Not My Bag is personal and confessional, with Grace unafraid in places of showing us his less flattering sides. The young artist takes the job to pay the bills, and, haunted by lingering neuroses and failed relationships, slides into superficiality, occasional bitterness, and crass materialism. It ends in the only way it could end - a quiet catastrophe of imposture with Grace storming out of the store, forced to choose an identity and realizing he has chosen correctly.

Not My Bag, Sina Grace. Closeup image.

But there are some gorgeous panels and page compositions taking us through that ending. The day to day of it, the body of the story, is a joy of little observations. The haggard and fading sales shark; the new manager, masked, and sinister verging on occult; the sudden breaks in the visual flow - replacing realism with something emotionally mimetic and decomposing the arrangement of panels to pull out a little detail or foreground a powerful moment; it's good stuff. The book excels when it takes something - most often fashion - and anatomizes it, often dedicating  a full page to details, annotating, and exploring.

The retail days that make up the story are a thread of these moments and details. Character interactions will suddenly pull into meticulously sketched touchstones, amplifying the feeling of an identity built out of objects. There's a porcelain pony that represents an old love's heart in ways we are never told. There are memories rendered as photographs or letters, an office full of snow globes, tie pins, cuff links and shoes. People and places are often far less detailed than things, and the big emotional moments - panic, especially - see a vastly simplified visual style, with fewer and softer lines, more curves, more blocks of colour.

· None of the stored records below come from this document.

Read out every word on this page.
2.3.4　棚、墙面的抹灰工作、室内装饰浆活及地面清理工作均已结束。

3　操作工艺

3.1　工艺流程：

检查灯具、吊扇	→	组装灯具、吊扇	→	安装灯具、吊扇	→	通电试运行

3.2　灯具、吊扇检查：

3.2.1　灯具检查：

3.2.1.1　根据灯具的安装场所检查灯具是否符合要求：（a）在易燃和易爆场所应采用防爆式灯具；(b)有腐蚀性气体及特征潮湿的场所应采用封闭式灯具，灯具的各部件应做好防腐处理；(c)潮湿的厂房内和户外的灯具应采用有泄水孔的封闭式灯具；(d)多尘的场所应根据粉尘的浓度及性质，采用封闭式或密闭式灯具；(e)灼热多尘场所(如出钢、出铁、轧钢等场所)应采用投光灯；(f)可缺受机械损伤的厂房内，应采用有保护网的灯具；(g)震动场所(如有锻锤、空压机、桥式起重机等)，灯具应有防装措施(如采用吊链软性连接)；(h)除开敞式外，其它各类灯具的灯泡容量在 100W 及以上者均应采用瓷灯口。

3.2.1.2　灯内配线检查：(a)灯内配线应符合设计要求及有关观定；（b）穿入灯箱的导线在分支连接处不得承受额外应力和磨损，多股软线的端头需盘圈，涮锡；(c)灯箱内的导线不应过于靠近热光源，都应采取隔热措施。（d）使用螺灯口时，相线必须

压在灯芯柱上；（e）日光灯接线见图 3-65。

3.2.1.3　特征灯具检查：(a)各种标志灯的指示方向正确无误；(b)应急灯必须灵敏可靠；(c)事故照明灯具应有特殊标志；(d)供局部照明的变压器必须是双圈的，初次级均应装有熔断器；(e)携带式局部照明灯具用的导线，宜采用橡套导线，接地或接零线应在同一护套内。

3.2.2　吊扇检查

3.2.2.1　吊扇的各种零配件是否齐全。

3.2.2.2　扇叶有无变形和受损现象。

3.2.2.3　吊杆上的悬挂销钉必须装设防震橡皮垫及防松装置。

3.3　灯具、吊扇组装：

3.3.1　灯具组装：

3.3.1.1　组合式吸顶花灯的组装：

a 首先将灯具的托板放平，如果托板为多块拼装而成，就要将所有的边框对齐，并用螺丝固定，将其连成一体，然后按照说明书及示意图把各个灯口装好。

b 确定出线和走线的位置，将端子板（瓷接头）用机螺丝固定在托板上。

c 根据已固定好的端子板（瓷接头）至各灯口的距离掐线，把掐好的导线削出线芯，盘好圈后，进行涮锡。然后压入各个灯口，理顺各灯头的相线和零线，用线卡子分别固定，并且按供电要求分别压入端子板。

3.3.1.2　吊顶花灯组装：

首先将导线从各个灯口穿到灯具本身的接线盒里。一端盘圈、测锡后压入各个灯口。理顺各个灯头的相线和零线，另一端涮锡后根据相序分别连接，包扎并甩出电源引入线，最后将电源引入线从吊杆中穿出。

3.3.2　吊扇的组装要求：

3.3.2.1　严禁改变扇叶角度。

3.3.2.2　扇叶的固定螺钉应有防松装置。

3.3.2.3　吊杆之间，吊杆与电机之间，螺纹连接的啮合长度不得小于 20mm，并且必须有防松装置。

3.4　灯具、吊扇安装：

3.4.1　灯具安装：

Grace's protagonist-self shows us little or nothing of him as an artist. He draws largely off stage. His love of comics is assumed rather than introduced. It's almost a shock to hear comics mentioned at all, much less see him hand one of his books to his boss. His trip to Comic Con is abstracted to a conversation on the stairs. It's sparse, gentle, and slight, where the retail conference before it is a riot of a page. Comics, art, to an extent relationships are not part of this world, and the trip precipitates his final crisis at the department store.

The effect is an incredibly tight focus - there is little outside retail, and little of the retail world outside fashion. Our gaze is tightly controlled, and we're left watching Grace reconstruct his identity around objects, and narrow his relationships to something equally transactional, commercial, and superficial. It's rough going in the middle, and you want to shake him by the shoulders a little. NotMyBagCover

The revelation then, that "none of these faces matter", can only seem a little small after all of this. He's snapping out of making some dumb mistakes, and realizing he's been chasing something profoundly artificial. It's not that deep or original, and it doesn't pretend to be. Again, the details are the powerful part. So it stops. There's a disconnect between the narrating and narrated selves, and we don't see quite how Grace gets from there to here. We see him realize he was screwing up in time to stop, and we see him learn that stopping is possible. That's pretty cool.

Not My Bag is well worth picking up. It's a fascinating exploration of the balance of show and tell, and of storytelling through objects and details. It's uncomfortable in places - there are some cringing moments of lack of self-awareness - but it is itself a beautiful little object.